Others say, “I want to pay my bill,” while many from eastern Kentucky say, “I’m wanting to pay my bill,” differences most don’t even notice.
But most from outside the region do notice that eastern Kentuckians, as well as many others in the South, say “right” that sounds to outsiders like “rat.” It’s a different pronunciation, certainly, but not necessarily wrong.
And eastern Kentuckians at times put the stress on the first part of a word with several syllables. They say THANKS-giving, while others say Thanks-GIVING. So that little town in Casey County is pronounced “YO-se-mite” in eastern Kentucky, while outside the region they say “yo-SEM-i-te.”

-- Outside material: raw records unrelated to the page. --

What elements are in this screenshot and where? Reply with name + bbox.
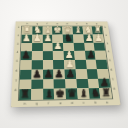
square-c3[interactable] xyxy=(73,43,84,52)
photo-background: hgfedcba hgfedcba 12345678 12345678 ♜♞♝♚… xyxy=(0,0,128,128)
square-g4[interactable] xyxy=(32,51,43,60)
board-mat: hgfedcba hgfedcba 12345678 12345678 ♜♞♝♚… xyxy=(11,21,121,107)
black-pawn-e6[interactable]: ♟ xyxy=(54,68,65,79)
square-a5[interactable] xyxy=(96,60,108,69)
file-labels-bottom: hgfedcba xyxy=(19,101,113,106)
square-e1[interactable]: ♚ xyxy=(52,27,62,35)
square-f8[interactable]: ♝ xyxy=(43,89,55,100)
square-g7[interactable] xyxy=(31,79,43,89)
white-pawn-h2[interactable]: ♟ xyxy=(21,33,32,43)
coordinate-label: d xyxy=(66,101,78,104)
square-d6[interactable]: ♟ xyxy=(64,69,76,79)
board-grid: ♜♞♝♚♛♝♞♜♟♟♟♞♟♟♟♟♟♟♟♟♟♟♟♟♜♝♚♛♝♞♜ xyxy=(19,26,112,99)
white-king-e1[interactable]: ♚ xyxy=(52,25,62,34)
white-pawn-f2[interactable]: ♟ xyxy=(42,33,52,43)
square-b4[interactable]: ♟ xyxy=(84,51,95,60)
square-a2[interactable]: ♟ xyxy=(93,34,104,42)
square-h6[interactable] xyxy=(20,70,32,80)
coordinate-label: g xyxy=(31,102,43,105)
square-f6[interactable]: ♟ xyxy=(42,69,53,79)
white-pawn-b2[interactable]: ♟ xyxy=(84,33,94,43)
coordinate-label: e xyxy=(54,102,66,105)
black-pawn-d6[interactable]: ♟ xyxy=(65,68,76,79)
square-g2[interactable]: ♟ xyxy=(32,34,42,42)
square-g3[interactable] xyxy=(32,43,43,52)
square-d8[interactable]: ♛ xyxy=(65,89,77,100)
square-b2[interactable]: ♟ xyxy=(83,34,94,42)
square-c1[interactable]: ♝ xyxy=(72,27,83,35)
black-rook-a8[interactable]: ♜ xyxy=(101,88,112,99)
square-g8[interactable] xyxy=(31,89,43,100)
black-pawn-h4[interactable]: ♟ xyxy=(21,50,32,60)
white-pawn-g2[interactable]: ♟ xyxy=(32,33,43,43)
square-c6[interactable] xyxy=(75,69,87,79)
square-g6[interactable]: ♟ xyxy=(31,69,42,79)
coordinate-label: h xyxy=(19,102,31,105)
coordinate-label: 2 xyxy=(104,34,109,42)
square-f4[interactable] xyxy=(42,51,53,60)
square-h4[interactable]: ♟ xyxy=(21,51,32,60)
coordinate-label: b xyxy=(89,101,101,104)
black-king-e8[interactable]: ♚ xyxy=(54,88,66,99)
black-knight-d2[interactable]: ♞ xyxy=(63,33,73,43)
square-e8[interactable]: ♚ xyxy=(54,89,66,100)
square-a4[interactable] xyxy=(95,51,107,60)
square-e6[interactable]: ♟ xyxy=(54,69,65,79)
coordinate-label: c xyxy=(78,101,90,104)
square-f2[interactable]: ♟ xyxy=(42,34,52,42)
square-a8[interactable]: ♜ xyxy=(99,88,112,98)
black-pawn-g6[interactable]: ♟ xyxy=(31,69,42,80)
coordinate-label: a xyxy=(101,101,113,104)
square-e4[interactable] xyxy=(53,51,64,60)
coordinate-label: f xyxy=(43,102,55,105)
black-bishop-f8[interactable]: ♝ xyxy=(43,88,55,99)
square-h8[interactable]: ♜ xyxy=(19,89,31,100)
black-pawn-b4[interactable]: ♟ xyxy=(85,50,96,60)
square-e3[interactable]: ♟ xyxy=(53,43,64,52)
square-b8[interactable]: ♞ xyxy=(88,88,100,98)
chess-board: hgfedcba hgfedcba 12345678 12345678 ♜♞♝♚… xyxy=(11,21,121,107)
white-pawn-a2[interactable]: ♟ xyxy=(94,33,104,43)
square-h2[interactable]: ♟ xyxy=(21,35,32,43)
coordinate-label: 8 xyxy=(112,88,118,98)
white-pawn-e3[interactable]: ♟ xyxy=(53,41,64,51)
square-d2[interactable]: ♞ xyxy=(63,34,74,42)
black-bishop-c8[interactable]: ♝ xyxy=(78,88,90,99)
black-rook-h8[interactable]: ♜ xyxy=(19,89,31,100)
black-pawn-f6[interactable]: ♟ xyxy=(42,68,53,79)
square-c8[interactable]: ♝ xyxy=(77,88,89,99)
white-bishop-c1[interactable]: ♝ xyxy=(73,25,83,34)
square-b6[interactable] xyxy=(86,69,98,79)
black-queen-d8[interactable]: ♛ xyxy=(66,88,78,99)
square-h5[interactable] xyxy=(20,60,31,69)
square-f3[interactable] xyxy=(42,43,53,52)
coordinate-label: 8 xyxy=(13,89,18,100)
black-knight-b8[interactable]: ♞ xyxy=(89,88,101,99)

There are other differences between the speech of eastern Kentuckians and people elsewhere, but when you get right down to it, eastern Kentuckians speak a dialect rich in tradition and influence, uniquely reflecting their world.
And besides, isn’t there enough prejudice in the world without prejudging people by the way they talk?
TEST YOUR MOUNTAINESE
See if you can re-phrase the following in Broadcast English:
1. You want a poke for those groceries?
2. I don’t care to help you.
3. It’s right smart hot today.
4. At school he was always cutting up.
5. For supper, we had roasting ears.
6. She wants her play-pretty.
7. He lives about Pikeville.
8. I got a cold and can’t get shed of it.
1. You want a sack for those groceries?
2. I don’t mind helping you.
3. It’s very hot today.
4. At school, he was always misbehaving.
5. For supper, we had corn on the cob.
6. She wants her toy.
7. He lives near Pikeville.
8. I’ve got a cold and can’t get rid of it.
How did you do?
You need to make a trip to the mountains!
Listen to more country music.
You’ve climbed some hills in your time.